Mrs. Challenger broke down and wept, and Phyllis, standing there with the nice forkful of beefsteak, just kept still for a minute and let her weep. Then she broke forth with a glad note in her voice.

"Why, that's lovely, Mother. That's wonderful! Father well enough to leave the hospital and get out into the country somewhere. There's nothing to cry over in that. Come, let's be happy! Let's eat our nice supper. For, Mumsie dear, we're all of us deadly hungry. Lissa and I haven't had a bite since crackers and tea this morning, and you didn't even have the crackers."

"But how can we ever manage to give him what he needs, Phyllis?"

"Oh, there'll be a way, Mumsie dear. Let's forget it tonight and eat our supper."

"Yes, there'll be a way! There will truly, Mother!" said little Rosalie earnestly. "I prayed for an onion and a beefsteak and they both came! And this will come, too!"

"You prayed for an onion!" exclaimed Melissa in horror and then began to laugh.

"And a beefsteak!" added the little girl seriously. "Say, do let's go and eat it before it gets cold. I'm just awful hungry."

Something in her little girl's face made Mrs. Challenger rise above her weakness and go out to the table with her children.

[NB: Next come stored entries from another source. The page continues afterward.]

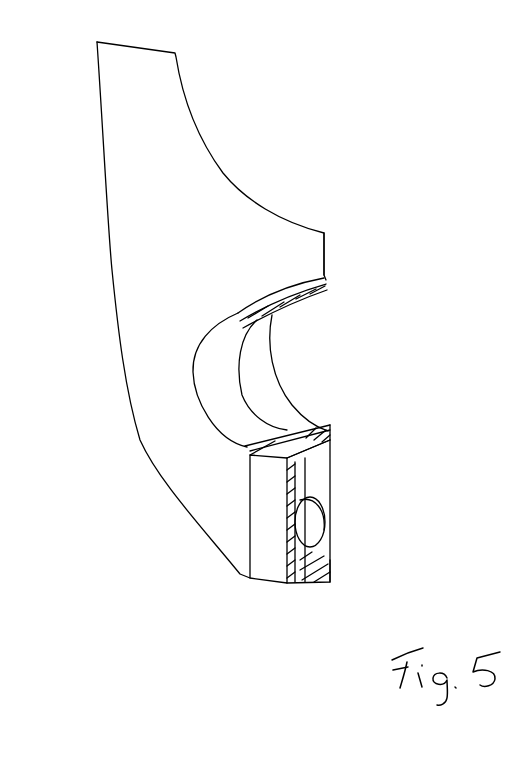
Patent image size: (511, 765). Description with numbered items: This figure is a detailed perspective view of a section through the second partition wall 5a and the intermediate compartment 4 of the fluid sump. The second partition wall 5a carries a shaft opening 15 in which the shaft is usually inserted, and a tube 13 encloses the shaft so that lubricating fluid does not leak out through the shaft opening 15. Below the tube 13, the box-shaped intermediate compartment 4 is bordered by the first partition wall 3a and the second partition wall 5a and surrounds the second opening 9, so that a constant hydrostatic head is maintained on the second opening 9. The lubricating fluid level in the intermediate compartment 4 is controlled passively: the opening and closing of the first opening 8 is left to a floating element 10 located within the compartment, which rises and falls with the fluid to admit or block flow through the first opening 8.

The second partition wall 5a is at (136, 153).
The tube 13 is at (220, 388).
The shaft opening 15 is at (310, 346).
The first opening 8 is at (330, 443).
The floating element 10 is at (312, 512).
The second opening 9 is at (332, 553).
The first partition wall 3a is at (272, 543).
The intermediate compartment 4 is at (307, 583).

They bolstered her up in her place with pillows and gathered around excitedly, praising the steak and hearing over and over again Bob's account of how he went ten miles with a basket to earn that beefsteak, and what a wonderful friend Butcher Brady was.

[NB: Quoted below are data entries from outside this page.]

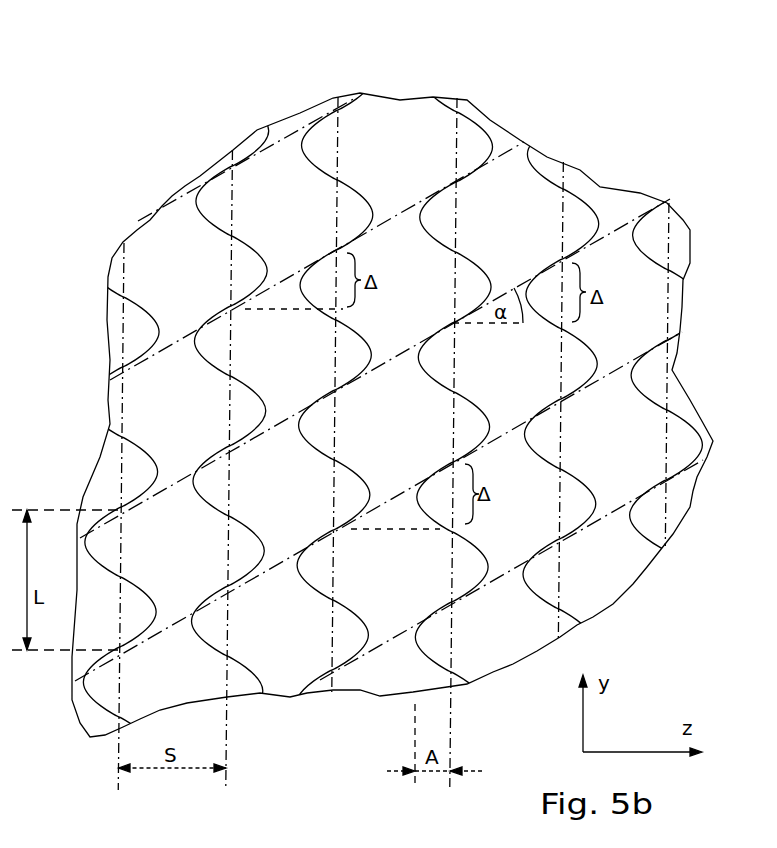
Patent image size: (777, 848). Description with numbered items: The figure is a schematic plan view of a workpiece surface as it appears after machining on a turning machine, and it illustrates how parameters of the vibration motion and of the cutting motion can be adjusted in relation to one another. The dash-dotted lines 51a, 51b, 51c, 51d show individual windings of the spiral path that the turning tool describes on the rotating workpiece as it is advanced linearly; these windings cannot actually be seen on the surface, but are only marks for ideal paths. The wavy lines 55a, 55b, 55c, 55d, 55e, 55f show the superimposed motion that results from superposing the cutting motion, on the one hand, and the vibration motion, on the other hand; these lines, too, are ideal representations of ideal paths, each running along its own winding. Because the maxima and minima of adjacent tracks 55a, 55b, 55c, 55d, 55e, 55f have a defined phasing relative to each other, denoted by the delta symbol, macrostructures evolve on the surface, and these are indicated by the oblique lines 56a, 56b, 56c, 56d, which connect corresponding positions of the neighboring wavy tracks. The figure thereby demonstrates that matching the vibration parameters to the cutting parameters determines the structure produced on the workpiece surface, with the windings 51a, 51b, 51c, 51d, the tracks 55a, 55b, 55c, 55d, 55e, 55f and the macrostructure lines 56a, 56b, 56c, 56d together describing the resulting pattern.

The dash-dotted line 51a is at (365, 100).
The dash-dotted line 51b is at (465, 101).
The dash-dotted line 51c is at (567, 172).
The dash-dotted line 51d is at (672, 215).
The line 55a is at (112, 298).
The line 55b is at (196, 205).
The line 55c is at (302, 145).
The line 55d is at (448, 102).
The line 55e is at (540, 157).
The line 55f is at (658, 262).
The line 56a is at (519, 143).
The line 56b is at (636, 198).
The line 56c is at (622, 368).
The line 56d is at (594, 523).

"But you don't mean you really prayed for a beefsteak?" said Melissa, suddenly remembering and turning toward her little sister. "Not honestly, and an onion, Rosalie."

"Sure I did," said the child, somewhat abashed. "I asked Phyllie, and she said it would be all right. Was there anything wrong about that, Mother? He answered, anyway."

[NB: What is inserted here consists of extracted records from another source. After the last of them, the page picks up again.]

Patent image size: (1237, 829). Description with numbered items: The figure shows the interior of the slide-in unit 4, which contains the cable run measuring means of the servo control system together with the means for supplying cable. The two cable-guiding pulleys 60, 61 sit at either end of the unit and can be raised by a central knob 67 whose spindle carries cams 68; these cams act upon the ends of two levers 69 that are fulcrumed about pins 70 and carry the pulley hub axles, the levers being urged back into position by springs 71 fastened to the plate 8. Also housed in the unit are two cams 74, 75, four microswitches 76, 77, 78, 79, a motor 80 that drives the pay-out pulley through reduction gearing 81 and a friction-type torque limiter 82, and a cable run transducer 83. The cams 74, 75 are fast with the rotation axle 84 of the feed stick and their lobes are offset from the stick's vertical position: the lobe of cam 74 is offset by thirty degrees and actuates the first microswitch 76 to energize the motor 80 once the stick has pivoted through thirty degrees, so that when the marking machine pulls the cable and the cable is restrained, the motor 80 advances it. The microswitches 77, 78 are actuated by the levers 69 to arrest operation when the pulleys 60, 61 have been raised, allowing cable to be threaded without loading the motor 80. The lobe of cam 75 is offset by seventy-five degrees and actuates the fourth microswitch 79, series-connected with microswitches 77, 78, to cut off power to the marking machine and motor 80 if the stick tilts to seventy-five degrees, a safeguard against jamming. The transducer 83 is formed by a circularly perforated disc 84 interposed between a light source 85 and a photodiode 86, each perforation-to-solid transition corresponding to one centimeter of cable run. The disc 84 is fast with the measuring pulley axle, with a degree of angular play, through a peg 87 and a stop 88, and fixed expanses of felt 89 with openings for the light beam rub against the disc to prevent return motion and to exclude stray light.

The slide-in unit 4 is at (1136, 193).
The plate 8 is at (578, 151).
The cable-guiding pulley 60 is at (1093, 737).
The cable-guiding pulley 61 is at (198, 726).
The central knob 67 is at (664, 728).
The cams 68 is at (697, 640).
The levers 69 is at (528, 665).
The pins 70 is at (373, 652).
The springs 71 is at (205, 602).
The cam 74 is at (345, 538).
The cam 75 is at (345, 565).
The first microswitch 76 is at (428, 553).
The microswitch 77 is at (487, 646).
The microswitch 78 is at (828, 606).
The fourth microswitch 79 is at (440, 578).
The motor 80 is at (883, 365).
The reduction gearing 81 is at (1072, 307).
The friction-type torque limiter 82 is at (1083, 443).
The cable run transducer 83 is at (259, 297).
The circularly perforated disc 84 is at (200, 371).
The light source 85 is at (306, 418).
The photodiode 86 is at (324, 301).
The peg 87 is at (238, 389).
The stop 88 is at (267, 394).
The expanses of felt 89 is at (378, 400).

"Why, no, dear, not wrong. I'm sure God understood that you needed something to eat and that you were perfectly reverent about it. Melissa, dear, you ought not to laugh at your little sister."

"Well, but, Mother, do you believe God is like that, knowing about what we need, and even onions and things? Do you really believe there is a God, Mother? Hardly anybody at college seemed to believe in God at all, or if they did it was just a great power or influence or something like that."

"Why, certainly I believe in God," said Mrs. Challenger. "I'm shocked at you, Melissa. For pity's sake, don't take up with all these common modern ideas. Of course there is a God. Your father would be shocked to hear you talk like that."

"Well then, Mother, if you believe in God, why are you so worried? Don't you think He will somehow make things better for us?" asked Phyllis softly.

"Well, yes, I suppose, eventually--I'm not sure--I don't know just what I believe. I really have been too much worried to think about it, Phyllis.